Je remets des nouveaux bouts d’essuie-tout… pour essayer de trouver d’où vient la fuite précisément. Ça se précise – le carburant semble venir de la pompe à haute pression. C’est une mauvaise nouvelle – ça n’est pas une pièce qui se répare aisément.
Je remplace (encore) les essuie-touts. Le ziploc dans lequel je mets les vieux mouillés a une fuite, le plancher commence à être drôlement glissant. Les genoux me glissent là-dedans… je vais finir par me retrouver face première dans dans la courroie d’alternateur. Alors je me met à plat ventre… la bédaine dans le jus qui pue. C’est moins confo, mais c’est plus stable et sécuritaire. Je travaille avec toute la grâce d’une otarie sur un plancher de McDo huileux.
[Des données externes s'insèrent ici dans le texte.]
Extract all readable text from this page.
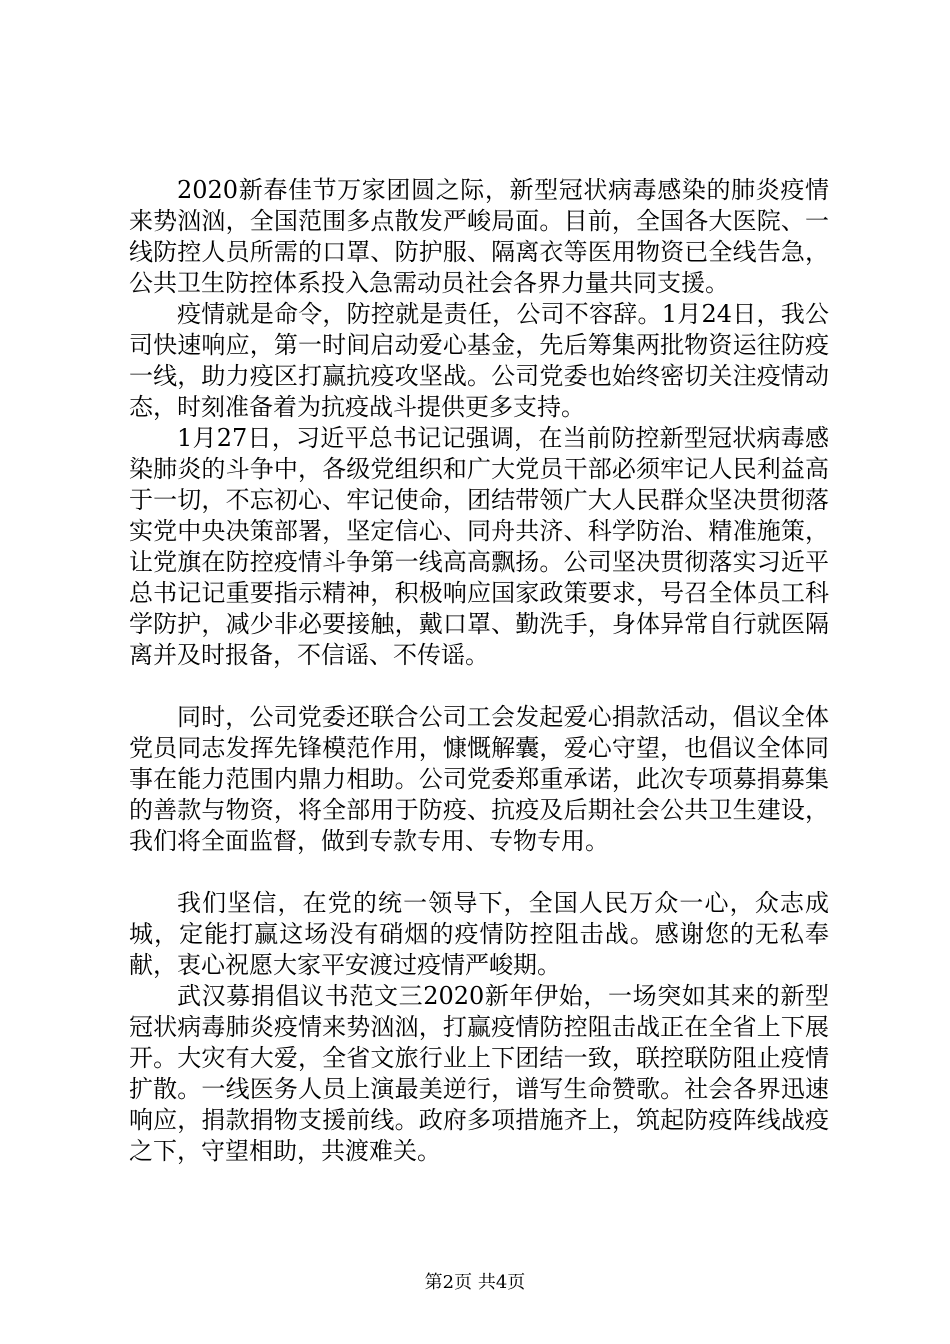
2020新春佳节万家团圆之际，新型冠状病毒感染的肺炎疫情来势汹汹，全国范围多点散发严峻局面。目前，全国各大医院、一线防控人员所需的口罩、防护服、隔离衣等医用物资已全线告急，公共卫生防控体系投入急需动员社会各界力量共同支援。

疫情就是命令，防控就是责任，公司不容辞。1月24日，我公司快速响应，第一时间启动爱心基金，先后筹集两批物资运往防疫一线，助力疫区打赢抗疫攻坚战。公司党委也始终密切关注疫情动态，时刻准备着为抗疫战斗提供更多支持。

1月27日，习近平总书记记强调，在当前防控新型冠状病毒感染肺炎的斗争中，各级党组织和广大党员干部必须牢记人民利益高于一切，不忘初心、牢记使命，团结带领广大人民群众坚决贯彻落实党中央决策部署，坚定信心、同舟共济、科学防治、精准施策，让党旗在防控疫情斗争第一线高高飘扬。公司坚决贯彻落实习近平总书记记重要指示精神，积极响应国家政策要求，号召全体员工科学防护，减少非必要接触，戴口罩、勤洗手，身体异常自行就医隔离并及时报备，不信谣、不传谣。

同时，公司党委还联合公司工会发起爱心捐款活动，倡议全体党员同志发挥先锋模范作用，慷慨解囊，爱心守望，也倡议全体同事在能力范围内鼎力相助。公司党委郑重承诺，此次专项募捐募集的善款与物资，将全部用于防疫、抗疫及后期社会公共卫生建设，我们将全面监督，做到专款专用、专物专用。

我们坚信，在党的统一领导下，全国人民万众一心，众志成城，定能打赢这场没有硝烟的疫情防控阻击战。感谢您的无私奉献，衷心祝愿大家平安渡过疫情严峻期。

武汉募捐倡议书范文三2020新年伊始，一场突如其来的新型冠状病毒肺炎疫情来势汹汹，打赢疫情防控阻击战正在全省上下展开。大灾有大爱，全省文旅行业上下团结一致，联控联防阻止疫情扩散。一线医务人员上演最美逆行，谱写生命赞歌。社会各界迅速响应，捐款捐物支援前线。政府多项措施齐上，筑起防疫阵线战疫之下，守望相助，共渡难关。

第2页 共4页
Avec un peu de chance, ce sont les arrivées de diesel vers la pompe qui fuient. Si c’est ça… il y a peut-être de l’espoir. Sinon, on retourne à Samaná pour commander des pièces, et la traversée sera pour une autre fois. J’avertis Magalie et Hugo qu’on devra probablement s’arrêter pour réparer.
I put my headlamp on. I remove the staircase and secure it in the galley with the stove strap so I don’t receive it behind my head. I open the engine compartment and look at all my little scattered napkins. They don’t look like napkins anymore, it looks more like a big slump of wet pink paper. It’s dripping diesel, at about 2 drops per second. In the 40h of navigation ahead of us, that’s a lot of drops. I remove all the diesel infused napkins, my hands are all oily, I try not to put it all over the place – but it’s moving quite a lot around here… the floor is starting to be a bit wet with slippery diesel.
My headlamp turns off by itself for no reason. I turn it back on. Now I have diesel on my forehead too. Even better.
I put new pieces of paper towels here and there, trying to pin point where the leak is coming from. I’m starting to get a good picture of what’s happening; the fuel seems to be coming from the high pressure pump. It’s bad news; it’s not an easily repairable part.
I move paper towels around once more. The Ziploc bags in which I put the wet ones is leaking. On my knees, I’m slipping around in diesel. I’ll end up head first in the alternator’s pulley. I lay down on my belly – in the stinky juice. It’s less comfortable, but safer in the conditions. I work with all the artistic elegance of a walrus breakdancing on a greasy McDonald’s floor.
With some luck, it’s the diesel intake to the pump that are leaking. If it’s the case, there may be some hope. Otherwise, we’ll have to turn around and go back to Samaná, order new parts, and the crossing will be for another day. I tell Magalie and Hugo that we’ll probably have to stop for repairs.

J’aurais dû manger mon bonbon au gingembre avant de me mettre la face dans le moteur. C’est pas très bon pour l’estomac la tête en bas dans les odeurs de diesel – surtout quand ça bouge comme ça. Il parait que le gingembre ça aide. Le diesel, je confirme, ça n’aide pas.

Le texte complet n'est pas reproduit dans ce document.